Un commandement de payer visant la clause résolutoire a été délivré aux locataires le 26 février 2024, aux fins d’obtenir paiement de la somme de 3 080 € en principal.
Par exploit du 28 juillet 2025, Monsieur [G] [E] a fait assigner Monsieur [Y] [H] et Madame [I] [T] à l’audience du 13 octobre 2025 du juge des contentieux de la protection du tribunal de proximité de Montmorency, et sollicite du juge de :
— constater la résiliation du bail d’habitation par l’effet de la clause résolutoire à la date du 26 avril 2024 ;
— ordonner l’expulsion des occupants du logement loué sis [Adresse 2] à [Localité 2], dans le mois de la décision et sous astreinte de 200 € par jour de retard ;
— condamner les défendeurs au paiement de la somme de 7 250 € due au titre des loyers et charges arriérés ;
— condamner les défendeurs au paiement d’une indemnité d’occupation depuis le 24 janvier 2022 et jusqu’à justification de la libération totale des lieux et la remise des clés, fixée à la somme de 100 € par jour ;
— condamner les défendeurs au paiement de la somme de 1 000 € au titre de l’indemnité de l’article 700 du code de procédure civile, outre la charge des entiers dépens.
À son premier appel, l’affaire a été renvoyée pour un éventuel accord des parties aux fins d’apurement de la dette par échéancier.
À l’audience utile du 12 janvier 2026, Monsieur [G] [E], représenté par son conseil, maintient ses demandes initiales et actualise la dette locative à la somme de 13 400 €, appel de janvier 2026 inclus.
Il fait notamment valoir que l’engagement amiable n’a pas été respecté, qu’aucun virement n’est intervenu depuis le mois d’avril 2025 et que la dette est en augmentation.

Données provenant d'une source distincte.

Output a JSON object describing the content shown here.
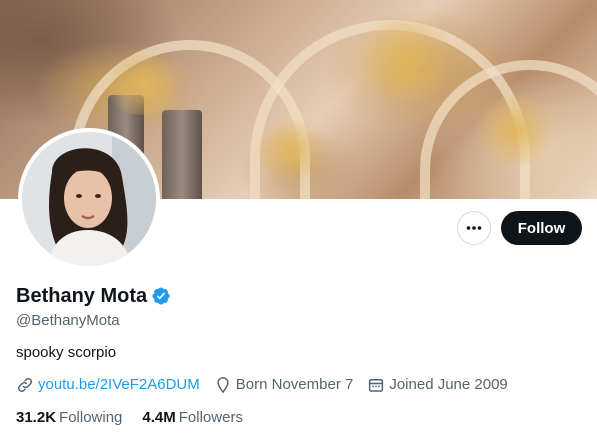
{
  "profile": {
    "name": "Bethany Mota",
    "handle": "@BethanyMota",
    "bio": "spooky scorpio",
    "link": "youtu.be/2IVeF2A6DUM",
    "born": "Born November 7",
    "joined": "Joined June 2009"
  },
  "actions": {
    "follow_label": "Follow"
  },
  "stats": {
    "following_count": "31.2K",
    "following_label": "Following",
    "followers_count": "4.4M",
    "followers_label": "Followers"
  },
  "colors": {
    "accent": "#1d9bf0",
    "text": "#0f1419",
    "secondary_text": "#536471",
    "follow_button_bg": "#0f1419"
  },
  "icons": [
    "more-icon",
    "verified-badge-icon",
    "link-icon",
    "location-pin-icon",
    "calendar-icon"
  ]
}
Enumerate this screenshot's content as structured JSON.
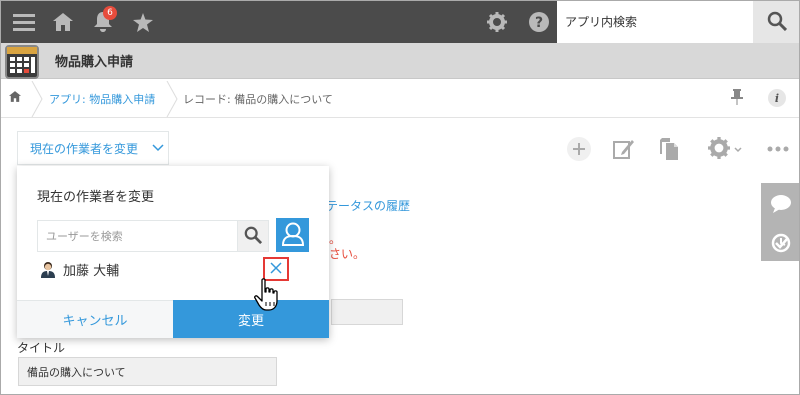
{
  "topbar": {
    "search_placeholder": "アプリ内検索",
    "notification_count": "6"
  },
  "app": {
    "title": "物品購入申請"
  },
  "breadcrumb": {
    "app_link": "アプリ: 物品購入申請",
    "record": "レコード: 備品の購入について"
  },
  "toolbar": {
    "change_assignee_label": "現在の作業者を変更"
  },
  "dialog": {
    "title": "現在の作業者を変更",
    "search_placeholder": "ユーザーを検索",
    "selected_user": "加藤 大輔",
    "cancel_label": "キャンセル",
    "ok_label": "変更"
  },
  "background": {
    "status_history_link": "テータスの履歴",
    "error_line1": "。",
    "error_line2": "さい。",
    "title_label": "タイトル",
    "title_value": "備品の購入について"
  },
  "colors": {
    "accent": "#3498db",
    "topbar": "#4b4b4b",
    "error": "#e74c3c"
  },
  "icons": [
    "menu-icon",
    "home-icon",
    "bell-icon",
    "star-icon",
    "gear-icon",
    "help-icon",
    "search-icon",
    "pin-icon",
    "info-icon",
    "plus-icon",
    "edit-icon",
    "copy-icon",
    "chevron-down-icon",
    "more-icon",
    "comment-icon",
    "history-icon",
    "user-icon",
    "close-icon",
    "hand-cursor-icon"
  ]
}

Pour un exposé des motifs de la partie demanderesse, il est expressément renvoyé à ses écritures conformément aux dispositions de l’article 455 du code de procédure civile.
En défense, Monsieur [Y] [H] et Madame [I] [T], régulièrement cités à étude, n’ont pas comparu, de sorte que la présente décision sera réputée contradictoire conformément à l’article 473 du code de procédure civile.
Un diagnostic social et financier a été reçu au greffe avant l’audience et il a été donné lecture de ses conclusions à l’audience.
La décision a été mise en délibéré au 9 mars 2026, puis prorogée au 7 avril 2026.
MOTIFS
Sur la recevabilité de la demande :
En application du III de l’article 24 de la loi n° 89-462 du 6 juillet 1989, à peine d’irrecevabilité de la demande, l’assignation aux fins de constat de la résiliation est notifiée à la diligence de l’huissier de justice au représentant de l’État dans le département, au moins six semaines avant l’audience.
En l’espèce, il est établi que l’assignation a été dénoncée le 30 juillet 2025 à la préfecture du Val-d’Oise, soit six semaines au moins avant la première audience du 13 octobre 2025.
Par conséquent la demande est recevable.
Sur les loyers et charges impayés :
Vu les articles 7 a) de la loi n°89-642 du 6 juillet 1989 et 1353 du code civil ;
Monsieur [G] [E] fait la preuve de l’obligation dont il se prévaut en produisant le bail signé, le commandement de payer visant la clause résolutoire, l’assignation délivrée en vue de l’audience visant une dette de loyers et un décompte actualisé, arrêtant la dette avec appel du terme de janvier 2026 inclus.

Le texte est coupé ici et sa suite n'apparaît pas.